Thursday, December 29, 2016

Book Notes – Nutshell In A Nutshell, Womb With A View


Ian McEwan
Perhaps I am too literal to be literary in my own writing, but I certainly enjoy reading the elegant prose of Ian McEwan. I’ve long been a fan his work, much of it bound in slender volumes —unusual occurrences compared to most of today’s tomescent best sellers and critical successes. And as a reader and writer, the short novel is my format of choice these days.

This relatively short crime novel, Nutshell operates from a conceit — that a fetus can somehow divine the reality that exists outside the increasingly small space in the womb, and that said fetus is also able to communicate those impressions to the reader with the logic of a sophisticated, mature and literary mind. What his unborn narrator “senses” leads the reader to a view of the kill.

As a fiction writer, one may do whatever one chooses.  Put the Statue of Liberty in Lake Michigan if you like.  However you must convince the reader it’s there. In this case, I wasn’t convinced right away. I read somewhere that most people have little or no memory of what happened in their lives before the age of five. Perhaps that is because without language to describe our feelings and organize our thoughts, if we have them, we are at a loss to recall. To reconstruct is to have once had a construction. For me, I have some infant memories of a Koi pond, a swing set near a creek and my neighbor watering his lawn.  That’s about it before five.  My brother, on the other hand, has birth memories and moments shortly thereafter.  How many, though, can reminisce about their days in the womb as it inevitably closes in around them?

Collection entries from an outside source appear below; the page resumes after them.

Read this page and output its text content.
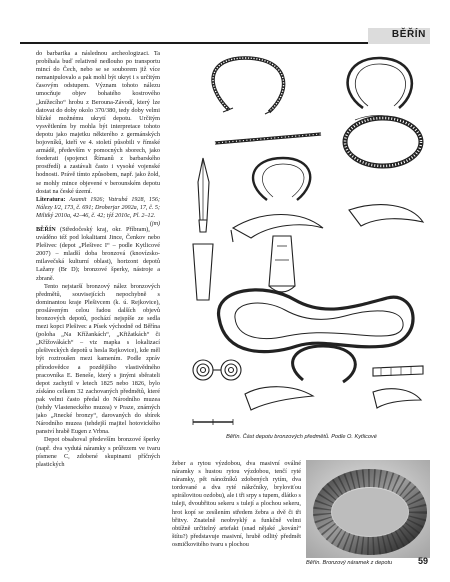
BĚŘÍN

do barbarika a následnou archeologizaci. Ta probíhala buď relativně nedlouho po transportu mincí do Čech, nebo se se souborem již více nemanipulovalo a pak mohl být ukryt i s určitým časovým odstupem. Význam tohoto nálezu umocňuje objev bohatého kostrového „knížecího“ hrobu z Berouna-Závodí, který lze datovat do doby okolo 370/380, tedy doby velmi blízké možnému ukrytí depotu. Určitým vysvětlením by mohla být interpretace tohoto depotu jako majetku některého z germánských bojovníků, kteří ve 4. století působili v římské armádě, především v pomocných sborech, jako foederati (spojenci Římanů z barbarského prostředí) a zastávali často i vysoké vojenské hodnosti. Právě tímto způsobem, např. jako žold, se mohly mince objevené v berounském depotu dostat na české území.

Literatura: Axamit 1926; Vatrubá 1928, 156; Nálezy I/2, 173, č. 691; Droberjar 2002a, 17, č. 5; Militký 2010a, 42–46, č. 42; týž 2010c, Pl. 2–12.
(jm)

BĚŘÍN (Středočeský kraj, okr. Příbram), uváděno též pod lokalitami Jince, Čenkov nebo Plešivec (depot „Plešivec I“ – podle Kytlicové 2007) – mladší doba bronzová (knovízsko-milavečská kulturní oblast), horizont depotů Lažany (Br D); bronzové šperky, nástroje a zbraně.

Tento nejstarší bronzový nález bronzových předmětů, souvisejících nepochybně s dominantou kraje Plešivcem (k. ú. Rejkovice), prosláveným celou řadou dalších objevů bronzových depotů, pochází nejspíše ze sedla mezi kopci Plešivec a Písek východně od Běřína (polohа „Na Křížankách“, „Křižatkách“ či „Křížovákách“ – viz mapka s lokalizací plešiveckých depotů u hesla Rejkovice), kde měl být roztroušen mezi kamením. Podle zpráv přírodovědce a pozdějšího vlastivědného pracovníka E. Beneše, který s jinými sběrateli depot zachytil v letech 1825 nebo 1826, bylo získáno celkem 32 zachovaných předmětů, které pak velmi často předal do Národního muzea (tehdy Vlasteneckého muzea) v Praze, známých jako „Jinecké bronzy“, darovaných do sbírek Národního muzea (tehdejší majitel hotovického panství hrabě Eugen z Vrbna.

Depot obsahoval především bronzové šperky (např. dva vydutá náramky s průřezem ve tvaru písmene C, zdobené skupinami příčných plastických	žeber a rytou výzdobou, dva masivní oválné náramky s hustou rytou výzdobou, tenčí ryté náramky, pět nánožníků zdobených rytím, dva tordované a dva ryté nákrčníky, bryloviťou spirálovitou ozdobu), ale i tři srpy s tupem, dlátko s tuleji, dvoubřitou sekeru s tulejí a plochou sekeru, hrot kopí se zesílením středem žebra a dvě či tři břitvy. Znatelně neobvyklý a funkčně velmi obtížně určitelný artefakt (snad nějaké „kování“ štítu?) představuje masivní, hrubě odlitý předmět osmičkovitého tvaru s plochou

Běřín. Část depotu bronzových předmětů. Podle O. Kytlicové
Běřín. Bronzový náramek z depotu	59
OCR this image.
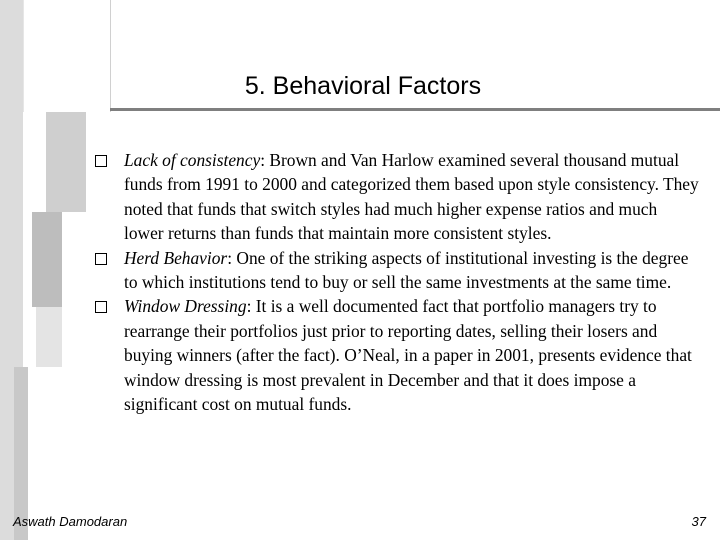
5. Behavioral Factors
Lack of consistency: Brown and Van Harlow examined several thousand mutual funds from 1991 to 2000 and categorized them based upon style consistency. They noted that funds that switch styles had much higher expense ratios and much lower returns than funds that maintain more consistent styles.
Herd Behavior: One of the striking aspects of institutional investing is the degree to which institutions tend to buy or sell the same investments at the same time.
Window Dressing: It is a well documented fact that portfolio managers try to rearrange their portfolios just prior to reporting dates, selling their losers and buying winners (after the fact). O’Neal, in a paper in 2001, presents evidence that window dressing is most prevalent in December and that it does impose a significant cost on mutual funds.
Aswath Damodaran	37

If you are willing to suspend your disbelief — and McEwan’s words will seduce you, I swear — the story will flow effortlessly and humorously.                                                                                                                                                                                                                                                                                            

“Compact, captivating ... The writing is lean and muscular, often relentlessly gorgeous ... McEwan is one of the most accomplished craftsmen of plot and prose,” says Siddhartha Mukherjee in The New York Times Book Review

For me, there was, from time to time, moments of a Liberace flourish at the end of a sentence or paragraph; but who, with his talent, wouldn’t want to mug occasionally? The other odd, and I think extremely clever contrivance (not a bad word in mystery-making), is that the fetal narrator somehow makes us part of the conspiracy to murder his/her poet father, a murder about which the infant seems to take an interested, but nonpartisan position. It is an all-knowing narrator without the baggage of good and evil. Can the unborn possess such inclinations as judgment if it has such extraordinary proficiency in language? True objectivity?  Not really. Selfishness exudes from the temporary tenant as expected from a being that only knows itself.